= Homa Hoodfar =

Iranian anthropologist

Homa Hoodfar (هما هودفر) is a Canadian-Iranian sociocultural anthropologist and professor emerita of anthropology at Concordia University in Montreal. While she is most widely known for her work on Western perceptions of the veil or hijab in its varied forms, meanings, and historical uses, much of her work has focused on women's roles in public life in Muslim societies, with particular attention to how religious symbols and interpretations have been variously used to support and repress women's status.
==Detention in Iran==
In February 2016, Hoodfar traveled to her home country of Iran, primarily for personal reasons but also for her academic research. In March, a day before Hoodfar was to leave to join family in London, members of Iran's Revolutionary Guards (IRGC) raided the flat where she was staying, confiscating her belongings and three passports. After three months of Iranian intelligence services regularly summoning her for questioning, Iranian authorities arrested her in early June. At that point, Hoodfar's family went to the news media to inform the public of her ordeal in Iran. She was indicted on charges of "dabbling in feminism and security matters" by Iran, sources close to the government singling out her work with Women Living Under Muslim Laws. Websites close to Iranian Government state that her arrest is related to soft overthrow/revolution designed by foreign governments.

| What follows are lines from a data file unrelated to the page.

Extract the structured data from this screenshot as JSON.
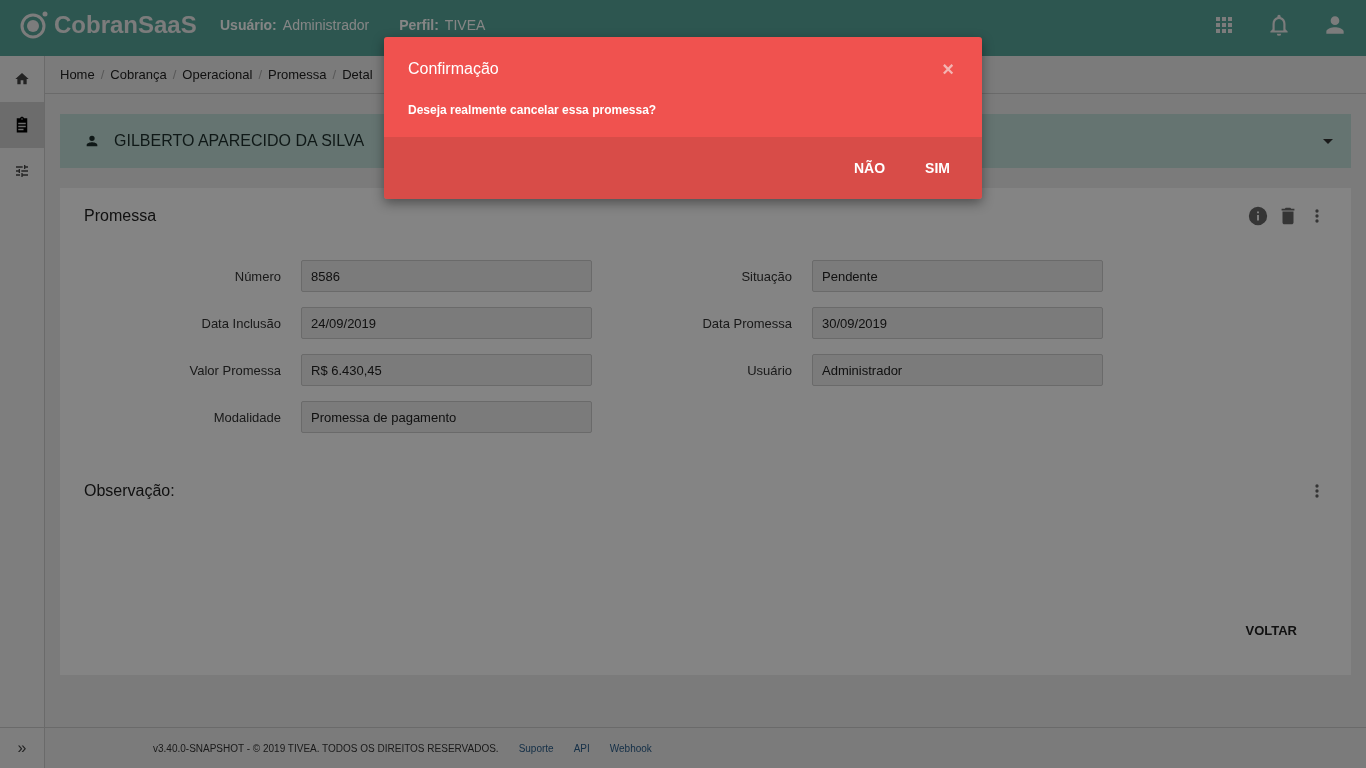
{
  "header": {
    "logo": "CobranSaaS",
    "user_label": "Usuário:",
    "user_value": "Administrador",
    "profile_label": "Perfil:",
    "profile_value": "TIVEA"
  },
  "breadcrumb": {
    "separator": "/",
    "items": [
      "Home",
      "Cobrança",
      "Operacional",
      "Promessa",
      "Detal"
    ]
  },
  "sidebar": {
    "items": [
      {
        "kind": "home",
        "selected": false
      },
      {
        "kind": "clipboard",
        "selected": true
      },
      {
        "kind": "tune",
        "selected": false
      }
    ],
    "expand": "»"
  },
  "client": {
    "name": "GILBERTO APARECIDO DA SILVA",
    "expanded": false
  },
  "card": {
    "title": "Promessa",
    "fields_left": [
      {
        "label": "Número",
        "value": "8586"
      },
      {
        "label": "Data Inclusão",
        "value": "24/09/2019"
      },
      {
        "label": "Valor Promessa",
        "value": "R$ 6.430,45"
      },
      {
        "label": "Modalidade",
        "value": "Promessa de pagamento"
      }
    ],
    "fields_right": [
      {
        "label": "Situação",
        "value": "Pendente"
      },
      {
        "label": "Data Promessa",
        "value": "30/09/2019"
      },
      {
        "label": "Usuário",
        "value": "Administrador"
      }
    ],
    "observation_title": "Observação:",
    "back_button": "VOLTAR"
  },
  "footer": {
    "copyright": "v3.40.0-SNAPSHOT - © 2019 TIVEA. TODOS OS DIREITOS RESERVADOS.",
    "links": [
      "Suporte",
      "API",
      "Webhook"
    ]
  },
  "modal": {
    "title": "Confirmação",
    "close": "×",
    "message": "Deseja realmente cancelar essa promessa?",
    "buttons": [
      "NÃO",
      "SIM"
    ]
  }
}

Hoodfar's release was announced on September 26, 2016 in a statement issued by Foreign Ministry spokesman Bahram Qasemi to the Iranian Fars News Agency. Her incarceration lasted 112 days.

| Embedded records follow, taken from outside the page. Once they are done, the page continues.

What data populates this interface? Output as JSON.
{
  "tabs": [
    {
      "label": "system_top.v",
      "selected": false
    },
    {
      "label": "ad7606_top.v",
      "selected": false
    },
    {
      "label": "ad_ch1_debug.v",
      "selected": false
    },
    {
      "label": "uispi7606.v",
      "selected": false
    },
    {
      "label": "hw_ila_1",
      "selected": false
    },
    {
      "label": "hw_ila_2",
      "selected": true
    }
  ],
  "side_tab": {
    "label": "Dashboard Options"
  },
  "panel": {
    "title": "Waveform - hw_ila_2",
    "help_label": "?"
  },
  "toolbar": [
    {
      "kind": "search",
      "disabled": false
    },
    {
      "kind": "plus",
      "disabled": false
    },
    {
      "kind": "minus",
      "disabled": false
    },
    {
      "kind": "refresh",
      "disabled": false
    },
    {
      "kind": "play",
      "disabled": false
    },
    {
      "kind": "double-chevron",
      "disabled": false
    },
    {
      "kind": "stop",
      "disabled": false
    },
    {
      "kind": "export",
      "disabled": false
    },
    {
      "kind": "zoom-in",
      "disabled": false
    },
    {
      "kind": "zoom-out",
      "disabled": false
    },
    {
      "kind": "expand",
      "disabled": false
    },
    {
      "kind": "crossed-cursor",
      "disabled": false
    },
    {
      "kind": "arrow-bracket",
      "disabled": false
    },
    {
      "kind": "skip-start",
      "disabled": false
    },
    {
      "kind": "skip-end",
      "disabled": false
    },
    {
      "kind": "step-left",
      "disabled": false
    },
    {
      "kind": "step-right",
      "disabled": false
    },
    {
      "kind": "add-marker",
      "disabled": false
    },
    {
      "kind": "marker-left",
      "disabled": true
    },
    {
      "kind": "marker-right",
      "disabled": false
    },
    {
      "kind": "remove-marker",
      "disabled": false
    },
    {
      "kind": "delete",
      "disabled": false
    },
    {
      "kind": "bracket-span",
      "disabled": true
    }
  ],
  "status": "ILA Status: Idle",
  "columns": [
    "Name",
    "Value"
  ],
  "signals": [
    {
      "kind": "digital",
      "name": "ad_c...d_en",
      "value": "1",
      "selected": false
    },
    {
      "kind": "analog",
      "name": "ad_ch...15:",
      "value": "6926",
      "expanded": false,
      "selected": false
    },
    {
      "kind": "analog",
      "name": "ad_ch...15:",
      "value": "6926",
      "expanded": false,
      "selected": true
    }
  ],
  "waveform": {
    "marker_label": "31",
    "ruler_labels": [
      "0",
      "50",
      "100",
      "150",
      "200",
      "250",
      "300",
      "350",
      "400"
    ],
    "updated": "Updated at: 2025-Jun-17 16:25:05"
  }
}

== Psychological torture ==
During her 112-day imprisonment in Evin Prison, she was put under psychological torture by members of Iran's Revolutionary Guard during dozens of interrogations. She was threatened with death. In an interview with CBS News in her first interview after being released on September 26, 2016, she also said: "I was prepared I might face a few years in prison, or as they said 15 years, maybe I would never be released."